Haughton High School is a public high school in Haughton, Louisiana, United States that enrolls 1,159 students from grades 9–12. The school received an "A" rating by the Louisiana Department of Education. It is administered by Bossier Parish Schools. 80% of students received a four-year diploma, compared to 79% in the district and 74% statewide. The Haughton Buccaneers play in district District 1-5A.

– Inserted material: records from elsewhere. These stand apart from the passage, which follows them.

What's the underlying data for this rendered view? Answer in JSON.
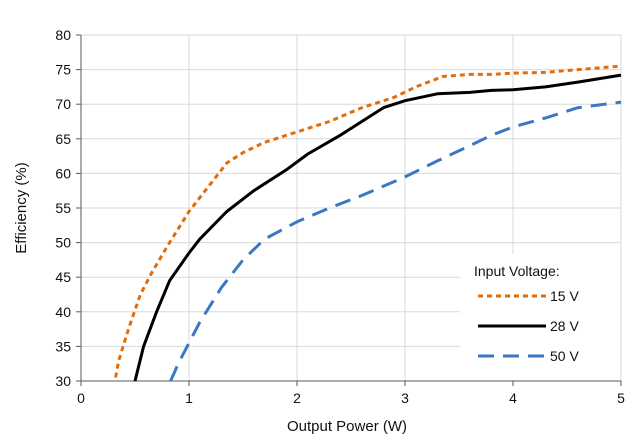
{
  "chart_data": {
    "type": "line",
    "title": "",
    "xlabel": "Output Power (W)",
    "ylabel": "Efficiency (%)",
    "xlim": [
      0,
      5
    ],
    "ylim": [
      30,
      80
    ],
    "x_ticks": [
      0,
      1,
      2,
      3,
      4,
      5
    ],
    "y_ticks": [
      30,
      35,
      40,
      45,
      50,
      55,
      60,
      65,
      70,
      75,
      80
    ],
    "grid": true,
    "legend": {
      "title": "Input Voltage:",
      "placement": "bottom-right"
    },
    "series": [
      {
        "name": "15 V",
        "color": "#e36c0a",
        "style": "dotted",
        "points": [
          [
            0.32,
            30.5
          ],
          [
            0.35,
            33
          ],
          [
            0.45,
            38
          ],
          [
            0.55,
            42.5
          ],
          [
            0.65,
            45.5
          ],
          [
            0.8,
            49.5
          ],
          [
            1.0,
            54.5
          ],
          [
            1.2,
            58.5
          ],
          [
            1.35,
            61.5
          ],
          [
            1.5,
            63
          ],
          [
            1.7,
            64.5
          ],
          [
            2.0,
            66
          ],
          [
            2.3,
            67.5
          ],
          [
            2.6,
            69.5
          ],
          [
            2.9,
            71
          ],
          [
            3.1,
            72.5
          ],
          [
            3.35,
            74
          ],
          [
            3.6,
            74.3
          ],
          [
            3.8,
            74.3
          ],
          [
            4.0,
            74.5
          ],
          [
            4.3,
            74.6
          ],
          [
            4.6,
            75
          ],
          [
            5.0,
            75.5
          ]
        ]
      },
      {
        "name": "28 V",
        "color": "#000000",
        "style": "solid",
        "points": [
          [
            0.5,
            30
          ],
          [
            0.58,
            35
          ],
          [
            0.7,
            40
          ],
          [
            0.82,
            44.5
          ],
          [
            1.0,
            48.5
          ],
          [
            1.1,
            50.5
          ],
          [
            1.35,
            54.5
          ],
          [
            1.6,
            57.5
          ],
          [
            1.9,
            60.5
          ],
          [
            2.1,
            62.8
          ],
          [
            2.4,
            65.5
          ],
          [
            2.6,
            67.5
          ],
          [
            2.8,
            69.5
          ],
          [
            3.0,
            70.5
          ],
          [
            3.3,
            71.5
          ],
          [
            3.6,
            71.7
          ],
          [
            3.8,
            72
          ],
          [
            4.0,
            72.1
          ],
          [
            4.3,
            72.5
          ],
          [
            4.6,
            73.2
          ],
          [
            5.0,
            74.2
          ]
        ]
      },
      {
        "name": "50 V",
        "color": "#3a78c3",
        "style": "dashed",
        "points": [
          [
            0.83,
            30
          ],
          [
            0.9,
            32.5
          ],
          [
            1.0,
            35.5
          ],
          [
            1.1,
            38.5
          ],
          [
            1.3,
            43.5
          ],
          [
            1.5,
            47.5
          ],
          [
            1.7,
            50.5
          ],
          [
            2.0,
            53
          ],
          [
            2.3,
            55
          ],
          [
            2.6,
            56.8
          ],
          [
            3.0,
            59.5
          ],
          [
            3.3,
            61.8
          ],
          [
            3.6,
            64
          ],
          [
            3.8,
            65.5
          ],
          [
            4.0,
            66.7
          ],
          [
            4.3,
            68
          ],
          [
            4.6,
            69.5
          ],
          [
            5.0,
            70.3
          ]
        ]
      }
    ]
  }
}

The school's attendance boundary includes Haughton, a small portion of Bossier City, Eastwood, most of Red Chute, Fillmore, Princeton, and the East Reservation Area of Barksdale Air Force Base.

==Athletics==
Haughton High athletics competes in the LHSAA.

===Championships===
Football Championships
- (1) State Championship: 1977

==Notable alumni==
- Myron Baker, linebacker for the Bears and Panthers.
- Joe Delaney (class of 1977) former NFL running back.
- Crystal Smith (class of 2002), WNBA player.
- Dak Prescott (class of 2011), quarterback for the Mississippi State Bulldogs football team. Quarterback for the Dallas Cowboys in the NFL.

==Notable faculty==
- Billy Wayne Montgomery, tennis coach, basketball coach, principal and a former member of the Louisiana House of Representatives.